Western Kentucky couples often traveled to adjoining states to get married, especially when there was opposition to a marriage. Because the marriages occurred outside the Commonwealth of Kentucky, the license had to be obtained in the state in which they married. The following article from the Evansville, Indiana Courier of Friday, 19 July 1895, illustrates once again that newspapers often contain information that is not found in vital records.
When a couple of young Kentucky people take it into their heads to get married, they are like young people everywhere else in the respect that they generally do so. If there is parental objection on either side they simply come to Evansville and have the knot tied here.
It was an eloping couple that alighted from a cab at the Ruston House about 10 o’clock yesterday morning and asked for the use of the hotel parlor for a few minutes. The girl was tall and fair, blonde haired and blue eyed - a pretty creature. The groom-to-be was smooth shaven, dark and rather heavy.

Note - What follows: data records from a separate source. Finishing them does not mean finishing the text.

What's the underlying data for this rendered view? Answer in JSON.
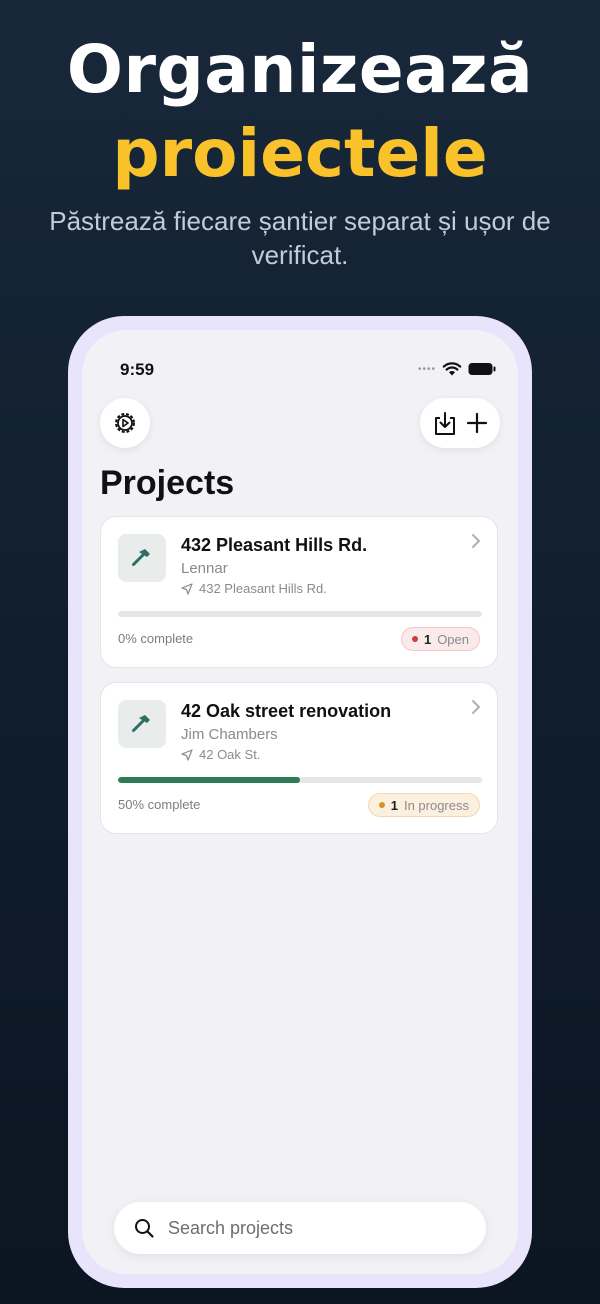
{
  "hero": {
    "title": "Organizează",
    "accent": "proiectele",
    "subtitle": "Păstrează fiecare șantier separat și ușor de verificat."
  },
  "status_bar": {
    "time": "9:59"
  },
  "toolbar": {
    "settings_icon": "gear-icon",
    "import_icon": "tray-download-icon",
    "add_icon": "plus-icon"
  },
  "page": {
    "title": "Projects"
  },
  "projects": [
    {
      "name": "432 Pleasant Hills Rd.",
      "client": "Lennar",
      "address": "432 Pleasant Hills Rd.",
      "progress": 0,
      "progress_label": "0% complete",
      "badge_count": "1",
      "badge_label": "Open",
      "badge_color": "#d03a3a"
    },
    {
      "name": "42 Oak street renovation",
      "client": "Jim Chambers",
      "address": "42 Oak St.",
      "progress": 50,
      "progress_label": "50% complete",
      "badge_count": "1",
      "badge_label": "In progress",
      "badge_color": "#d4902a"
    }
  ],
  "search": {
    "placeholder": "Search projects"
  },
  "colors": {
    "accent": "#f9c22b",
    "progress": "#2d7a55",
    "thumb_icon": "#2d6e66"
  }
}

He looked like a solid sort of citizen, perhaps 20 years old and probably hailing from the country.
The cabman had driven the couple from the morning Ohio Valley train. They had come past the court house and had stopped there long enough to get the necessary papers. Furthermore, as they had rolled by the office of Justice of the Peace Poole, the cabman had summoned that gentleman to come at once to the Ruston House.
It was a few minutes after 10 o’clock that the little party assembled in the main parlors of the hotel, hushed and expectant. Those in the leading roles had previously announced their name to day clerk McNeeley and he had written them, in a big, sprawley hand, in the register. They were "Americus T. Wooton, Hopkins County, Kentucky," and "Georgie A. Parrish, Hopkins County, Kentucky." Two young men were with the couple, but they did not register. One of them is known to have been a brother of the young woman.

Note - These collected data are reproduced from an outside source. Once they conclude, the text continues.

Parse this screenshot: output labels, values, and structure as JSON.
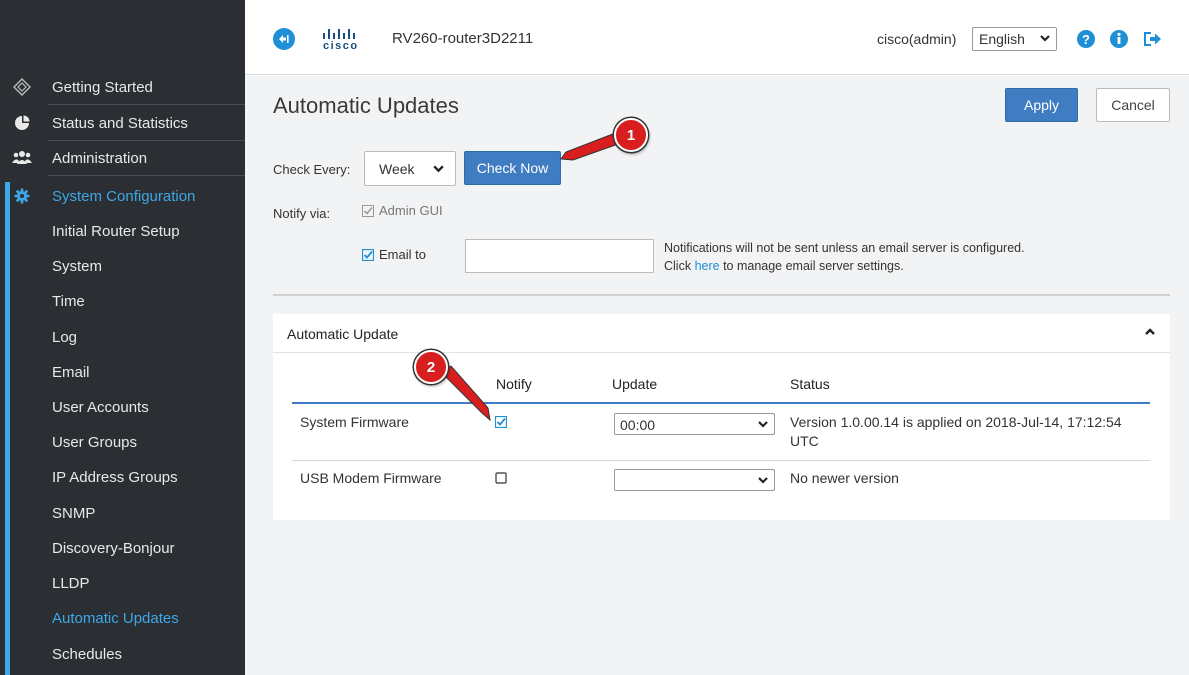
{
  "header": {
    "brand": "cisco",
    "router_name": "RV260-router3D2211",
    "user": "cisco(admin)",
    "language": "English"
  },
  "sidebar": {
    "top_items": [
      {
        "label": "Getting Started",
        "icon": "getting-started-icon"
      },
      {
        "label": "Status and Statistics",
        "icon": "pie-chart-icon"
      },
      {
        "label": "Administration",
        "icon": "users-icon"
      },
      {
        "label": "System Configuration",
        "icon": "gear-icon"
      }
    ],
    "sub_items": [
      "Initial Router Setup",
      "System",
      "Time",
      "Log",
      "Email",
      "User Accounts",
      "User Groups",
      "IP Address Groups",
      "SNMP",
      "Discovery-Bonjour",
      "LLDP",
      "Automatic Updates",
      "Schedules"
    ],
    "active_sub": "Automatic Updates"
  },
  "page": {
    "title": "Automatic Updates",
    "apply_label": "Apply",
    "cancel_label": "Cancel",
    "check_every_label": "Check Every:",
    "check_every_value": "Week",
    "check_now_label": "Check Now",
    "notify_via_label": "Notify via:",
    "admin_gui_label": "Admin GUI",
    "email_to_label": "Email to",
    "email_value": "",
    "email_note_line1": "Notifications will not be sent unless an email server is configured.",
    "email_note_click": "Click ",
    "email_note_link": "here",
    "email_note_rest": " to manage email server settings."
  },
  "panel": {
    "title": "Automatic Update",
    "columns": [
      "Notify",
      "Update",
      "Status"
    ],
    "rows": [
      {
        "name": "System Firmware",
        "notify": true,
        "update": "00:00",
        "status_line1": "Version 1.0.00.14 is applied on 2018-Jul-14, 17:12:54",
        "status_line2": "UTC"
      },
      {
        "name": "USB Modem Firmware",
        "notify": false,
        "update": "",
        "status_line1": "No newer version",
        "status_line2": ""
      }
    ]
  },
  "annotations": [
    "1",
    "2"
  ],
  "colors": {
    "accent": "#3ea7e6",
    "primary_button": "#3f7cc1",
    "sidebar_bg": "#2b2e33",
    "callout": "#d81e1e"
  }
}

Squire Poole was not slow about reaching the scene. He entered the parlor in a dignified and business-like way, taking up a position in front of the party and asking if everything was "ready." Everything was. The ceremony was promptly performed and the company broke up.
Mr. and Mrs. Wooton, with one or two friends, repaired to the dining room, where quite an elaborate dinner was spread for them. After they had eaten and while Mr. Wooton was enjoying a cigar in the lobby, the clerk approached him and said:
"I trust your marriage has made you altogether happy."
"Well," said Mr. Wooton, "we hope to have some happiness now; we have had very little thus far."
"Opposition to your courtship?"
"And you ducked?"
"That’s what we did."
Mr. Wooton is a well-to-do young farmer of Hopkins County and his bride was brought up in his neighborhood, the daughter of well known and highly respected parents.